⏱️ The Essentials in 3 Minutes |
🧠 Understand the Importance of Reviewing Training Content
A quality training course requires content validation before distribution. Having your projects reviewed allows you to:
Ensure content accuracy: a subject matter expert can spot errors or inaccuracies the author no longer notices.
Improve pedagogical clarity: a fresh perspective identifies ambiguous wording or poorly structured sequences.
Secure the distribution: formal validation reduces the risk of correcting content that learners have already seen.
📌 Example: for a compliance training, have the project reviewed by your compliance manager via the .docx export before any distribution. This avoids them needing a Didask account and lets you collect feedback in Word using track changes.
🔀 Choose the Right Method for Your Situation
Situation | Recommended method |
Author with a Didask account and access to the project | Review comment |
Internal reviewer with a Didask account, you want to protect the original | Duplication |
Reviewer in another Didask space | Duplication to a target space |
External reviewer without a Didask account |
|
💬 Option 1: Add Review Comments to the Project
The fastest way to annotate a project without creating a copy.
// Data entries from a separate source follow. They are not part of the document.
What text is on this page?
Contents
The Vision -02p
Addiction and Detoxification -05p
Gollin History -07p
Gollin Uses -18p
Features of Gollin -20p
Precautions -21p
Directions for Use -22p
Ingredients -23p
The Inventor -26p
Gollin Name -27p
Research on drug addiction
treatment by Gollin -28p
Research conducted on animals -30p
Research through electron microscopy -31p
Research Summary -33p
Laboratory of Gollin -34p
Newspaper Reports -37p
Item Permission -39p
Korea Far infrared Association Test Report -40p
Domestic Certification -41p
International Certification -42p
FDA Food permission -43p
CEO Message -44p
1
Ideal for team review directly on the source content.
In each granule, a speech bubble icon on the right lets you add a comment and optionally assign it to a author for follow-up.
How to do it:
Open the granule you want to comment on.
Click the speech bubble icon on the right.
Write your comment and assign it to a author if needed.
💡 This method is ideal for targeted feedback on a specific granule. The assigned author receives a notification and can address the comment directly in the project.
📋 Option 2: Duplicate the Project for Internal Review
Ideal if your reviewer has a Didask account and you want to protect your original version.
The reviewer works on an independent copy: they can annotate, modify, and test without affecting your source project.
How to do it:
Open your project.
Click the three dots (...) in the top right.
Select Duplicate.
⚠️ Changes made to the copy do not sync with the original. You will need to apply corrections manually once the review is complete.
🤝 Option 3: Duplicate to Another Space for Targeted Collaboration
If you manage multiple training spaces, you can send a copy of the project to the space where your collaborators or clients are located.
This enables review by admins or authors in a given space, without exposing all your content.
How to do it:
Open your project.
Click the three dots (...) in the top right.
Select the target space and click Duplicate.
⚠️ Author access on the copy is full edit access, not read-only. Make sure the person knows they are working on a copy.
📄 Option 4: Export as .docx for External Reviewers
The ideal method for anyone without a Didask account or who prefers working in Word.
You export the entire project as a .docx file. The reviewer can use Word's track changes feature to annotate the document directly.
How to do it:
In your project, open the ⚙️ Settings tab.
Go to the Export section.
Click Export as .docx.
💡 This is the simplest method for validation with clients or external subject matter experts outside your organization.
👀 Anticipate the Reviewer's Experience
Depending on the method chosen, the reviewer's experience is very different:
Duplication: the reviewer navigates the Didask interface granule by granule, and can leave review comments directly in the copied project (not the original).
.docxexport: the reviewer reads a linear Word document. They see the text content but not the interactions or the final visual rendering.
💡 For reviewers less comfortable with digital tools, the Word export remains the most universal and least intimidating format.
Keywords: review, validation, comment, external users, partners, collaboration.